云服务器价格_云数据库_云主机【优惠】最新活动-搜集站云资讯

域名交易_公司注册网站建设_价格

小七 141 0

Big Data marketing versus reality

When reading current publications, the IT world seems to have moved to Big Data. Forget about databases, with Big Data tools you can do everything – in no-time and on large volumes in addition. For every problem there is a Big Data tool: Hadoop, Spark, Hive, HBase, Kafka,…

The reality is slightly different. This post aims to explain why Big Data technology does complement databases – OLTP and OLAP alike. And that Big Data use-cases are orthogonal to Business Intelligence questions.

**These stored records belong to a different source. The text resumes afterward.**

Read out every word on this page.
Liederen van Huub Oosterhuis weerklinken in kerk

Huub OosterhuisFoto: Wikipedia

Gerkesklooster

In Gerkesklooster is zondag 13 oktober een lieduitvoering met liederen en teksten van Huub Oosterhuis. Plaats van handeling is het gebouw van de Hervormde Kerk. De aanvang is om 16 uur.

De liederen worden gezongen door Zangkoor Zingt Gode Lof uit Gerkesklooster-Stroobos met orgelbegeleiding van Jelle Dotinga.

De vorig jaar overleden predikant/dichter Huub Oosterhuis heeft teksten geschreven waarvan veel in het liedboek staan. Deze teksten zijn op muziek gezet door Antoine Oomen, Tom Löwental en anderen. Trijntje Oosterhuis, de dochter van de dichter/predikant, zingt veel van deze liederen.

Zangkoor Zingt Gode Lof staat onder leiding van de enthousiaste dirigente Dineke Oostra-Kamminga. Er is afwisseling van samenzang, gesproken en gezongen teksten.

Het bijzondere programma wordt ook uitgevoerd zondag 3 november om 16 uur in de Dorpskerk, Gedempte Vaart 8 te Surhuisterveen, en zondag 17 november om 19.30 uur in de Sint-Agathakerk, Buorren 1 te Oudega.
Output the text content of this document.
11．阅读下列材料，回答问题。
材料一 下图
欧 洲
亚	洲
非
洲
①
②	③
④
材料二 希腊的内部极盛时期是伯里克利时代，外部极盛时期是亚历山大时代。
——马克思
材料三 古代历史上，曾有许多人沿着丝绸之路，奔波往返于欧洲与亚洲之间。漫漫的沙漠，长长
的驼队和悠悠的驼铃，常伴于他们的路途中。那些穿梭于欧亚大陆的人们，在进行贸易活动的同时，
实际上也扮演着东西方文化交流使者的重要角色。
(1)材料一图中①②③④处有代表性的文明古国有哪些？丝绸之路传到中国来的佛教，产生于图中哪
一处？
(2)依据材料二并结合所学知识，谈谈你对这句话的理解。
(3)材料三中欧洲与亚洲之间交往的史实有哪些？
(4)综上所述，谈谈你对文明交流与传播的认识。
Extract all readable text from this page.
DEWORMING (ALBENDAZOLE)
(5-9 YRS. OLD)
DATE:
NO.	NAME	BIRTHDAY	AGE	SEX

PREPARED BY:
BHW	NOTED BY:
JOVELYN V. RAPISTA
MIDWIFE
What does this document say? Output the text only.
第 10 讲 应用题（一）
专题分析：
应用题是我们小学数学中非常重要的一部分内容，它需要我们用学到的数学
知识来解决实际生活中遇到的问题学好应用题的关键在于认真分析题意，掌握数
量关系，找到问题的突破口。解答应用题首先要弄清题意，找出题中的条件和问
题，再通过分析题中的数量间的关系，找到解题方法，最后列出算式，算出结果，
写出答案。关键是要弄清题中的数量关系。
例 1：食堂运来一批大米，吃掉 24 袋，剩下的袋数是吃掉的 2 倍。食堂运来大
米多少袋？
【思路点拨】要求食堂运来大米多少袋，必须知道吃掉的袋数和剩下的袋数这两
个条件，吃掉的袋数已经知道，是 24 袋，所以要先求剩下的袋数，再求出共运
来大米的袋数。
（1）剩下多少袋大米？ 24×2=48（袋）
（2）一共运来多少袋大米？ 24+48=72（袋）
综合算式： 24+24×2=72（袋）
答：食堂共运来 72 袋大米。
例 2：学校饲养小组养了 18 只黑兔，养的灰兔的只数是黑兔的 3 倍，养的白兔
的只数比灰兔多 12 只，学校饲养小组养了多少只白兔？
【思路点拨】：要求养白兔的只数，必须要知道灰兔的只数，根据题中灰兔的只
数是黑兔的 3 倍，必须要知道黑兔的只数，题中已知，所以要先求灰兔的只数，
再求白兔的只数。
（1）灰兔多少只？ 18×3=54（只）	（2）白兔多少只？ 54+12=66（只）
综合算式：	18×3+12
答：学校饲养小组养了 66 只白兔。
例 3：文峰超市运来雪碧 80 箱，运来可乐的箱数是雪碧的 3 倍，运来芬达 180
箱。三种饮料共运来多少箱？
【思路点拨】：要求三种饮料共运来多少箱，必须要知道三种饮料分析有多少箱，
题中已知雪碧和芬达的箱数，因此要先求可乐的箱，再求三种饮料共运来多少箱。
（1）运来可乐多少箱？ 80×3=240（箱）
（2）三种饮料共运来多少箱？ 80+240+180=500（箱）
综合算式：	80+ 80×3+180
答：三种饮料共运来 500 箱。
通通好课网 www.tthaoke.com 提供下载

In a follow up post, a future-proof architecture will be presented, meeting the business needs by combining various technologies in a way to get all advantages and none of the disadvantages.

The foundation of all the arguments will be the CAP theorem of distributed storage. It says that Consistency (reading the most recent data), Availability (redundant storage) and Partitioning (distributing the data) are requirements with different emphasis and a single system cannot be perfect in all three at all times. Example: If the network interconnect between two cluster nodes is down, either the query fails (missing redundancy) or there is the danger the data is not the most recent (redundant data is outdated while the interconnect is down).

Transactions versus Parallel Processing

It is important to notice above rule talks about distributed storage. But for distributed processing, variations of the CAP theorem apply as well. An obvious one: processing data in a single transaction but fully parallel with zero synchronization is a logical contradiction.

Hence, the first important difference between databases and Big Data tools is: database-like transactions are supported by databases only. For example, nobody would ever run an ERP system using Big Data technologies.

The argument can be turned upside down as well by saying that a database can be run on a cluster but it will never scale linear with the number of nodes. Twice the number of nodes does not provide twice the throughput (100% increase) but less, maybe a 50% increase? That is bound to the fact that transactions need synchronization between all nodes. As consequence, a database cluster will consist of few but powerful servers, whereas a Big Data cluster is based on a large number of small and cheap computers.

Above argument about transactions does not count if the Big Data environment is used to analyze data, but there are other reasons…

Joins versus Aggregations in the Big Data world

A computer cluster shall consist of 100 nodes and the data is evenly distributed. In such example, counting the number of rows can be distributed. Each node counts its own dataset and returns one value. Another process sums up the individual counts. Expressed in the SQL language:

select count(*) from table (partition1, partition2); and select sum(counts) from (select count(*) as counts from partition1 union all select count(*) as counts from partition2); does return the same result.

This is an example of an almost perfect workload for a cluster. Each node works on its data, each node’s resultset is tiny.

Another example shall be a join between two tables, a sales order table and the customer master data. Very likely the sales orders located on a single node will be from arbitrary customers, hence the required customer records need to be read from the other nodes prior to the join. In worst case, every single node needs to request the customer data from the 99 other nodes. In such case the entire customer data would be copied over the network 99(!) times (1/100th of the customer data moved to 99 nodes and that for each of the 100 nodes).

This join strategy is called broadcasting. It makes sense if the broadcasted table is small or better, if the entire table is available on all nodes from the get go.

The more common strategy to distribute the data is a reshuffle. Here both datasets are partitioned by the join condition and each node requests one partition. As end result, node1 would have all sales orders of customer1 and the masterdata of customer1. Now the data is all local and the join can be performed quickly. But overall the customer master data and the sales order data had to be sent across the network once to reshuffle it to the various computing nodes.

The only way to avoid reshuffling is when both datasets were partitioned by the join-condition initially, when creating and loading the table. This is a first indication that in the Big Data world the Data Model has to be purpose-built for one (type of) query.

Apache Cassandra is a good example where the data model serves one query only.

The different usage of Partitions

Above statement about purpose-built data models becomes obvious when joining the sales order data either to the customer master and/or the material master data. The data cannot be partitioned by customerID and materialID at the same time. Well, in theory via sub-partitioning it is possible technically, but by adding more and more potential columns to join with, the number of partitions grows exponentially. And the cluster will be busy reshuffling the data across the network instead of processing it.